On Monday, the Los Angeles Dodgers filed for bankruptcy protection, the latest step in a downward spiral of one of baseball’s most storied franchises.
According to the team, the Chapter 11 bankruptcy protection gives the Dodgers a process to obtain the money needed to pay its creditors and ensure the long-term financial stability of the franchise.
CNNMoney reports, “...the team will continue to operate during the reorganization. But a sale of the team out of bankruptcy is likely.”
The Dodgers owe money to more than 5,000 creditors. CNBC sports business reporter Darren Rovell lists some of the surprising names the Dodgers are in debt to.
“Manny Ramirez, 21 million dollars, Andruw Jones, 11 million. Down at the bottom we have Marquis Grissom, who hasn’t played for the Dodgers since 2002. And Vin Scully, who has been broadcasting Dodgers games for 62 years, over $150,000 dollars. Come on pay Vin.”
The financial troubles for the Boys of Summer started in 2009 when Dodger owner Frank McCourt and his wife Jamie began a bitter divorce battle for control of the team. Then in April, Major League Baseball took over the team, appointing a trustee to oversee L.A.’s day-to-day operations.

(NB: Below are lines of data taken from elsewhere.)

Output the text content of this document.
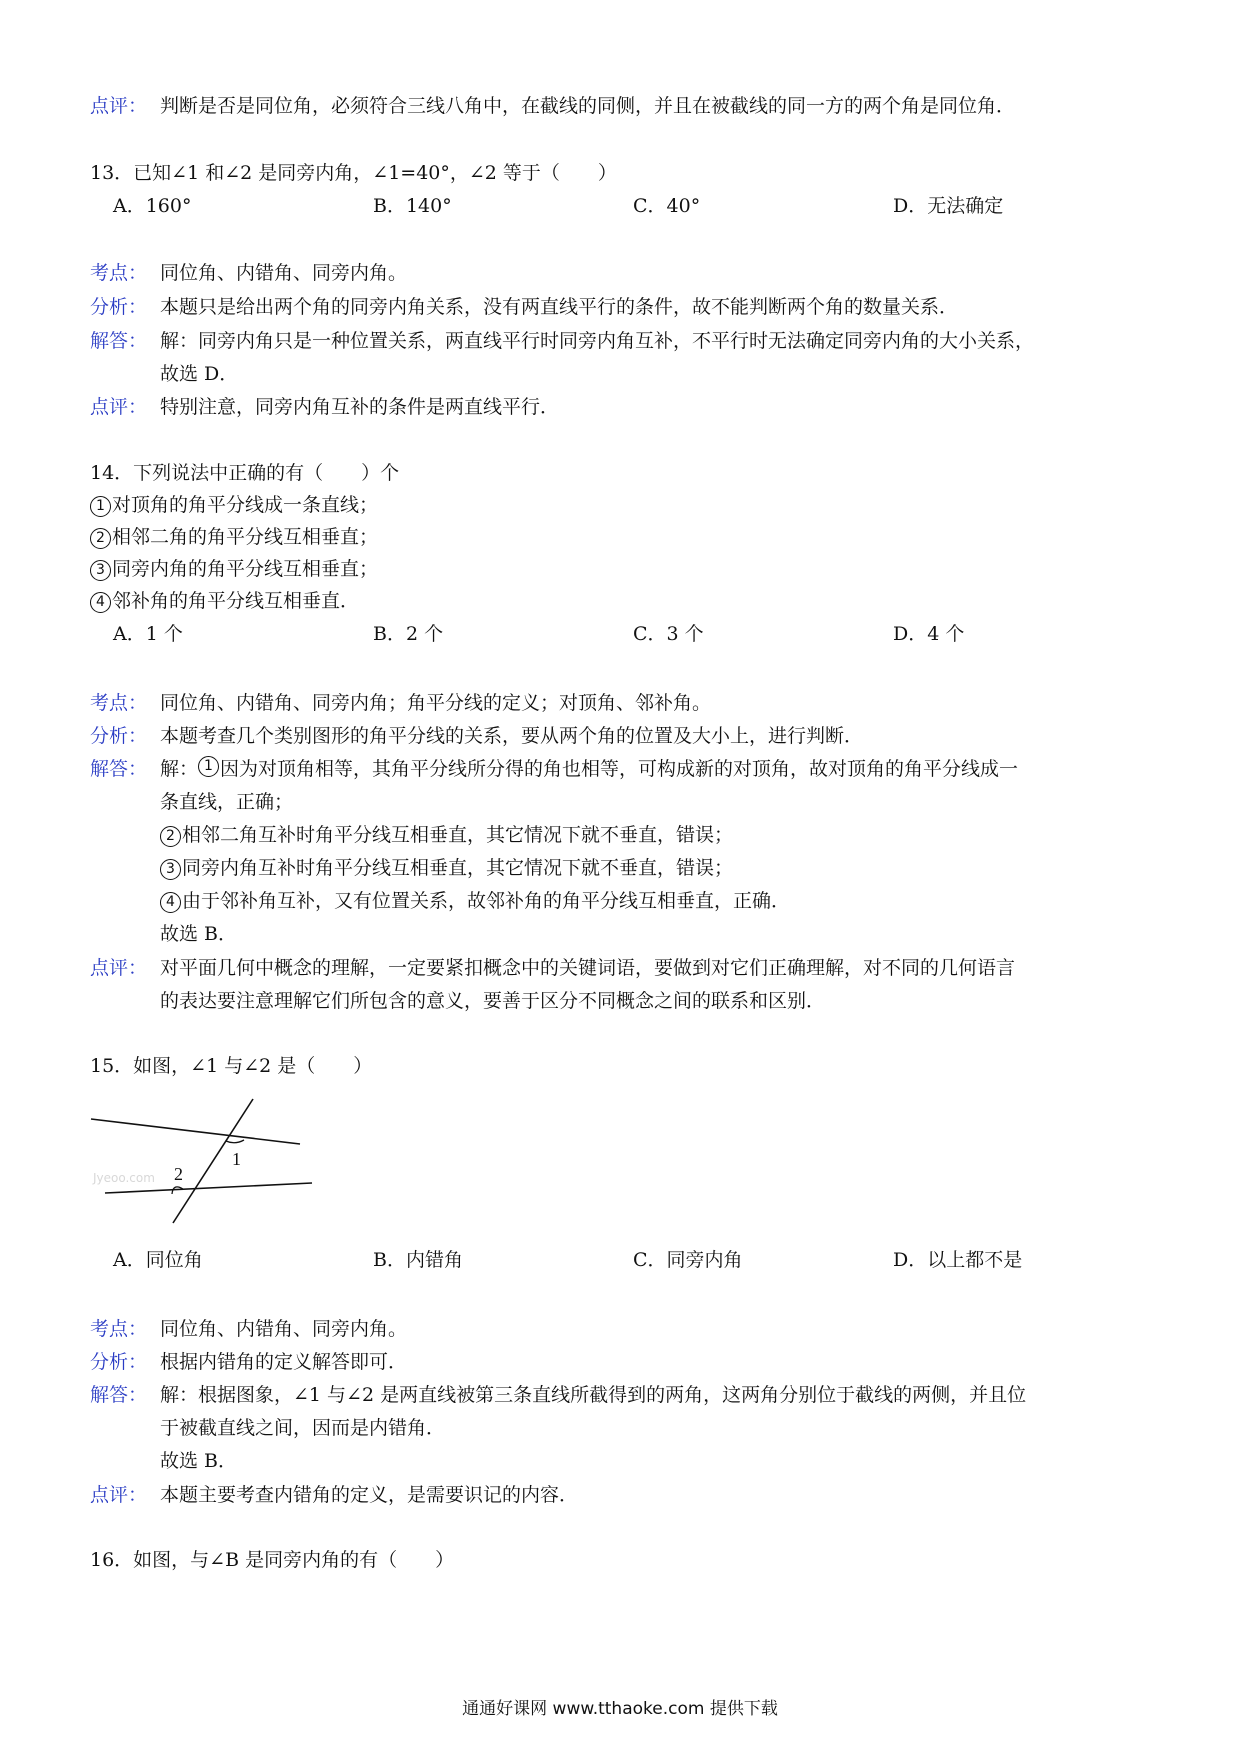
点评： 判断是否是同位角，必须符合三线八角中，在截线的同侧，并且在被截线的同一方的两个角是同位角．
13．已知∠1 和∠2 是同旁内角，∠1=40°，∠2 等于（　　）
A．160°	B．140°	C．40°	D．无法确定
考点： 同位角、内错角、同旁内角。
分析： 本题只是给出两个角的同旁内角关系，没有两直线平行的条件，故不能判断两个角的数量关系．
解答： 解：同旁内角只是一种位置关系，两直线平行时同旁内角互补，不平行时无法确定同旁内角的大小关系，
故选 D．
点评： 特别注意，同旁内角互补的条件是两直线平行．
14．下列说法中正确的有（　　）个
1 对顶角的角平分线成一条直线；
2 相邻二角的角平分线互相垂直；
3 同旁内角的角平分线互相垂直；
4 邻补角的角平分线互相垂直．
A．1 个	B．2 个	C．3 个	D．4 个
考点： 同位角、内错角、同旁内角；角平分线的定义；对顶角、邻补角。
分析： 本题考查几个类别图形的角平分线的关系，要从两个角的位置及大小上，进行判断．
解答： 解： 1 因为对顶角相等，其角平分线所分得的角也相等，可构成新的对顶角，故对顶角的角平分线成一
条直线，正确；
2 相邻二角互补时角平分线互相垂直，其它情况下就不垂直，错误；
3 同旁内角互补时角平分线互相垂直，其它情况下就不垂直，错误；
4 由于邻补角互补，又有位置关系，故邻补角的角平分线互相垂直，正确．
故选 B．
点评： 对平面几何中概念的理解，一定要紧扣概念中的关键词语，要做到对它们正确理解，对不同的几何语言
的表达要注意理解它们所包含的意义，要善于区分不同概念之间的联系和区别．
15．如图，∠1 与∠2 是（　　）
Jyeoo.com
1
2
A．同位角	B．内错角	C．同旁内角	D．以上都不是
考点： 同位角、内错角、同旁内角。
分析： 根据内错角的定义解答即可．
解答： 解：根据图象，∠1 与∠2 是两直线被第三条直线所截得到的两角，这两角分别位于截线的两侧，并且位
于被截直线之间，因而是内错角．
故选 B．
点评： 本题主要考查内错角的定义，是需要识记的内容．
16．如图，与∠B 是同旁内角的有（　　）
通通好课网 www.tthaoke.com 提供下载
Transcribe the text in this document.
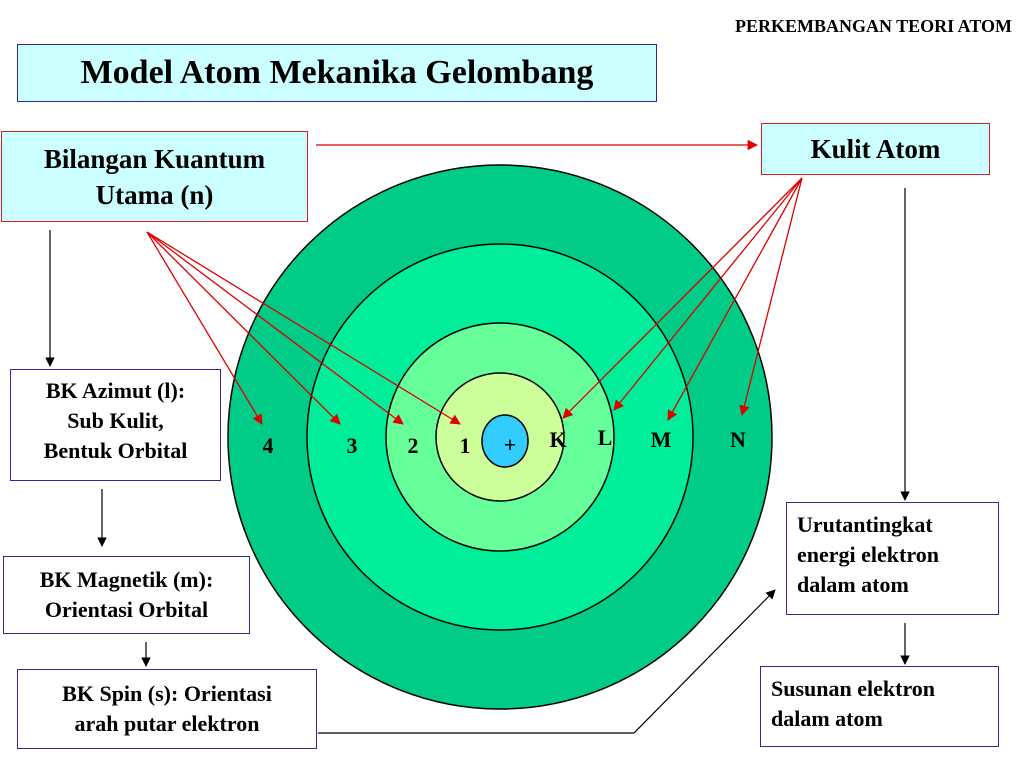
PERKEMBANGAN TEORI ATOM
Model Atom Mekanika Gelombang
Bilangan Kuantum
Utama (n)
Kulit Atom
BK Azimut (l):
Sub Kulit,
Bentuk Orbital
BK Magnetik (m):
Orientasi Orbital
BK Spin (s): Orientasi
arah putar elektron
Urutantingkat
energi elektron
dalam atom
Susunan elektron
dalam atom
+
4	3 2 1	K L M	N
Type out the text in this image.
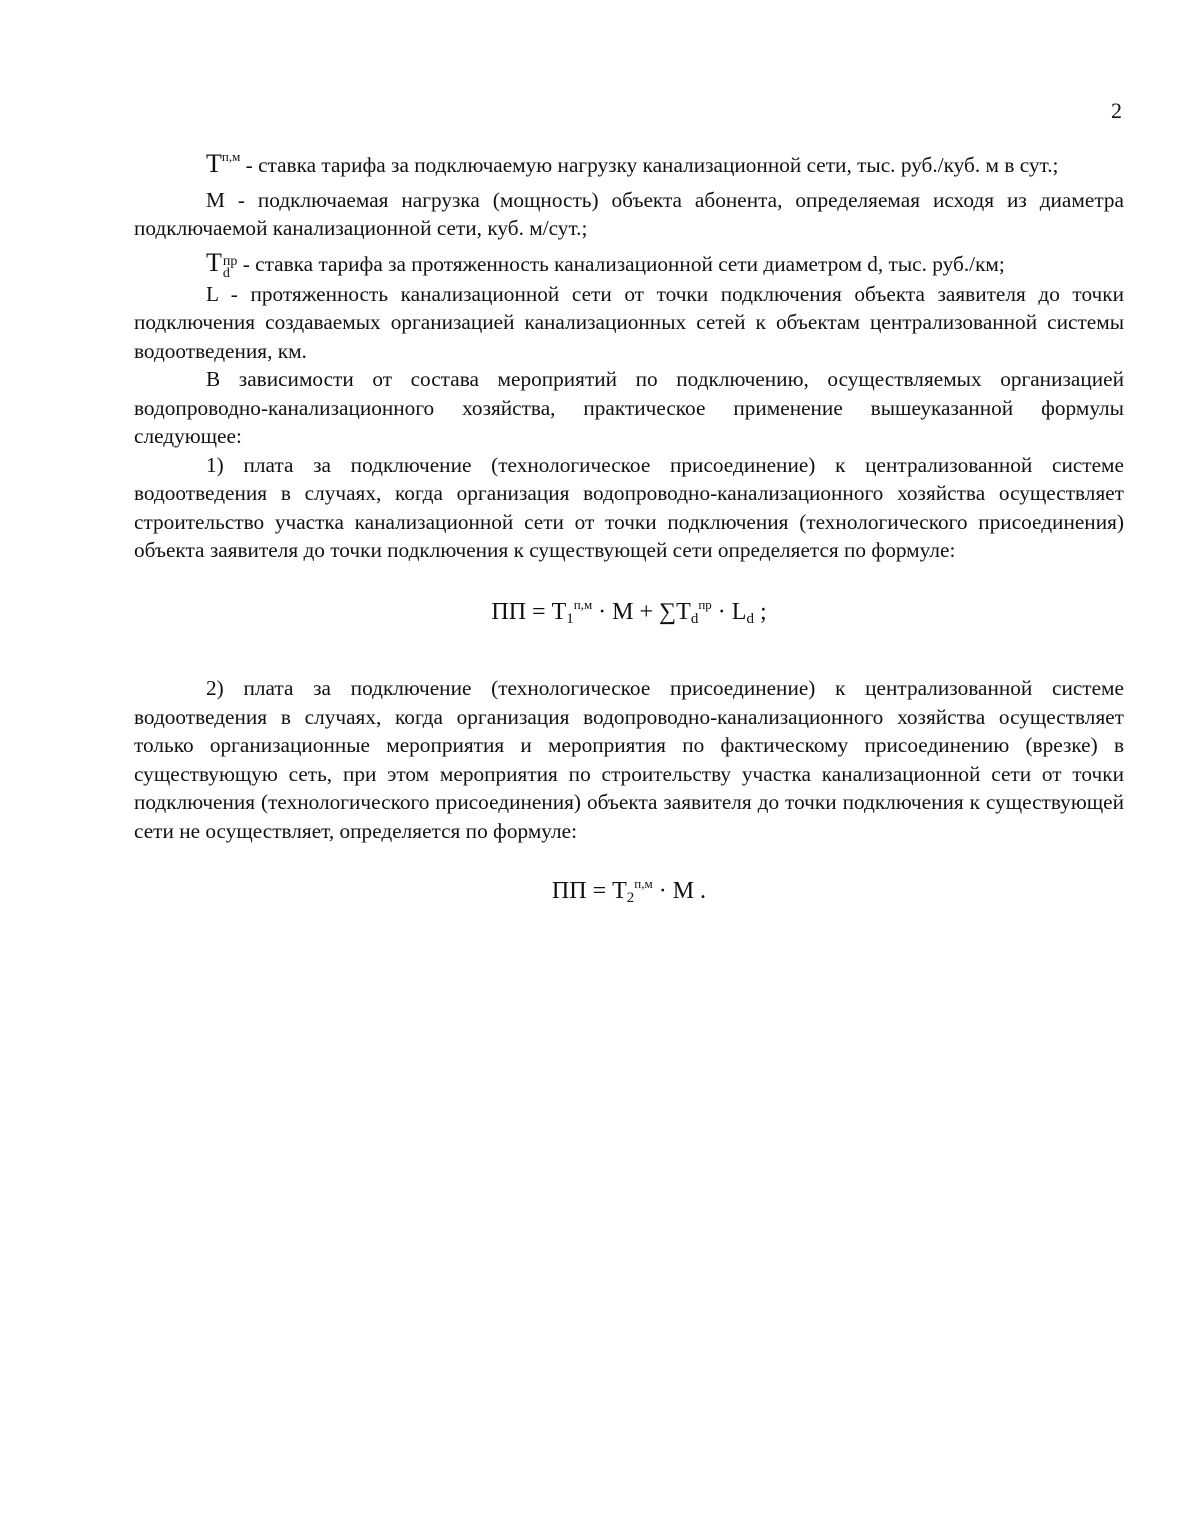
2

$Т^{п,м}$ - ставка тарифа за подключаемую нагрузку канализационной сети, тыс. руб./куб. м в сут.;

М - подключаемая нагрузка (мощность) объекта абонента, определяемая исходя из диаметра подключаемой канализационной сети, куб. м/сут.;

Т пр
d - ставка тарифа за протяженность канализационной сети диаметром d, тыс. руб./км;

L - протяженность канализационной сети от точки подключения объекта заявителя до точки подключения создаваемых организацией канализационных сетей к объектам централизованной системы водоотведения, км.

В зависимости от состава мероприятий по подключению, осуществляемых организацией водопроводно-канализационного хозяйства, практическое применение вышеуказанной формулы следующее:

1) плата за подключение (технологическое присоединение) к централизованной системе водоотведения в случаях, когда организация водопроводно-канализационного хозяйства осуществляет строительство участка канализационной сети от точки подключения (технологического присоединения) объекта заявителя до точки подключения к существующей сети определяется по формуле:

ПП = $Т_1^{п,м} \cdot М + \sum Т_d^{пр} \cdot L_d$ ;

2) плата за подключение (технологическое присоединение) к централизованной системе водоотведения в случаях, когда организация водопроводно-канализационного хозяйства осуществляет только организационные мероприятия и мероприятия по фактическому присоединению (врезке) в существующую сеть, при этом мероприятия по строительству участка канализационной сети от точки подключения (технологического присоединения) объекта заявителя до точки подключения к существующей сети не осуществляет, определяется по формуле:

ПП = $Т_2^{п,м} \cdot М$ .
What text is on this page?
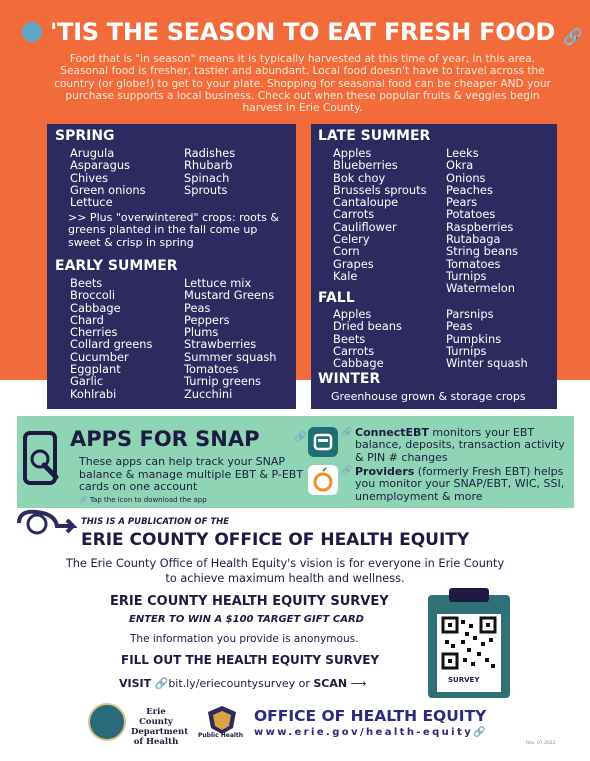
'TIS THE SEASON TO EAT FRESH FOOD 🔗
Food that is "in season" means it is typically harvested at this time of year, in this area. Seasonal food is fresher, tastier and abundant. Local food doesn't have to travel across the country (or globe!) to get to your plate. Shopping for seasonal food can be cheaper AND your purchase supports a local business. Check out when these popular fruits & veggies begin harvest in Erie County.
SPRING
Arugula
Asparagus
Chives
Green onions
Lettuce
Radishes
Rhubarb
Spinach
Sprouts
>> Plus "overwintered" crops: roots & greens planted in the fall come up sweet & crisp in spring
EARLY SUMMER
Beets
Broccoli
Cabbage
Chard
Cherries
Collard greens
Cucumber
Eggplant
Garlic
Kohlrabi
Lettuce mix
Mustard Greens
Peas
Peppers
Plums
Strawberries
Summer squash
Tomatoes
Turnip greens
Zucchini
LATE SUMMER
Apples
Blueberries
Bok choy
Brussels sprouts
Cantaloupe
Carrots
Cauliflower
Celery
Corn
Grapes
Kale
Leeks
Okra
Onions
Peaches
Pears
Potatoes
Raspberries
Rutabaga
String beans
Tomatoes
Turnips
Watermelon
FALL
Apples
Dried beans
Beets
Carrots
Cabbage
Parsnips
Peas
Pumpkins
Turnips
Winter squash
WINTER
Greenhouse grown & storage crops
APPS FOR SNAP	🔗
These apps can help track your SNAP balance & manage multiple EBT & P-EBT cards on one account
🔗 Tap the icon to download the app
🔗 ConnectEBT monitors your EBT balance, deposits, transaction activity & PIN # changes
🔗 Providers (formerly Fresh EBT) helps you monitor your SNAP/EBT, WIC, SSI, unemployment & more
THIS IS A PUBLICATION OF THE
ERIE COUNTY OFFICE OF HEALTH EQUITY
The Erie County Office of Health Equity's vision is for everyone in Erie County to achieve maximum health and wellness.
ERIE COUNTY HEALTH EQUITY SURVEY
ENTER TO WIN A $100 TARGET GIFT CARD
The information you provide is anonymous.
FILL OUT THE HEALTH EQUITY SURVEY
VISIT 🔗bit.ly/eriecountysurvey or SCAN ⟶	SURVEY
Erie County Department of Health
Public Health
OFFICE OF HEALTH EQUITY
www.erie.gov/health-equity🔗
Rev. 07.2022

Just last week Commissioner Bud Selig blocked a $3 billion television deal between the team and Fox Sports. Los Angeles’ KTTV quotes a statement in which McCourt blames his decision to file for bankruptcy on the commissioner.
“We brought the commissioner a media rights deal that would have solved the cash flow challenge I presented to him a year ago, when his leadership team called us a ‘model franchise.’ He's turned his back on the Dodgers, treated us differently, and forced us to the point we find ourselves in today.”
So why would Selig say no deal? NBC LA’s Fred Roggin says the commish didn’t want a large portion of the money going toward the McCourt’s divorce settlement instead of the ball club.
“The Commissioner released a statement saying the deal would not be in the best interest of the Dodgers because a large chunk of that upfront money, roughly 385 in total, would not have gone back into the team.”
Bloomberg Sports reports - filing for bankruptcy gives McCourt time to come up with the money to pay off his creditors, leading up to his payroll due date of June 30.
“There’s a lot of uncertainty over that June 30th payroll, if McCourt had missed it, baseball could seize the team, but now that he’s applied for bankruptcy, Frank can control the team through the proceedings.”
Finally - an NBC Sports blogger doesn’t see any light at the end of the tunnel for McCourt.
“For now, we simply have Frank McCourt where he was inevitably headed: bankruptcy court. And some time has been bought. A little anyway. The end game for McCourt, however, doesn’t look all that better than it did before.”
The Dodgers said the bankruptcy filing will not affect the teams’ day-to-day decisions on the baseball diamond, nor will it raise the price of tickets.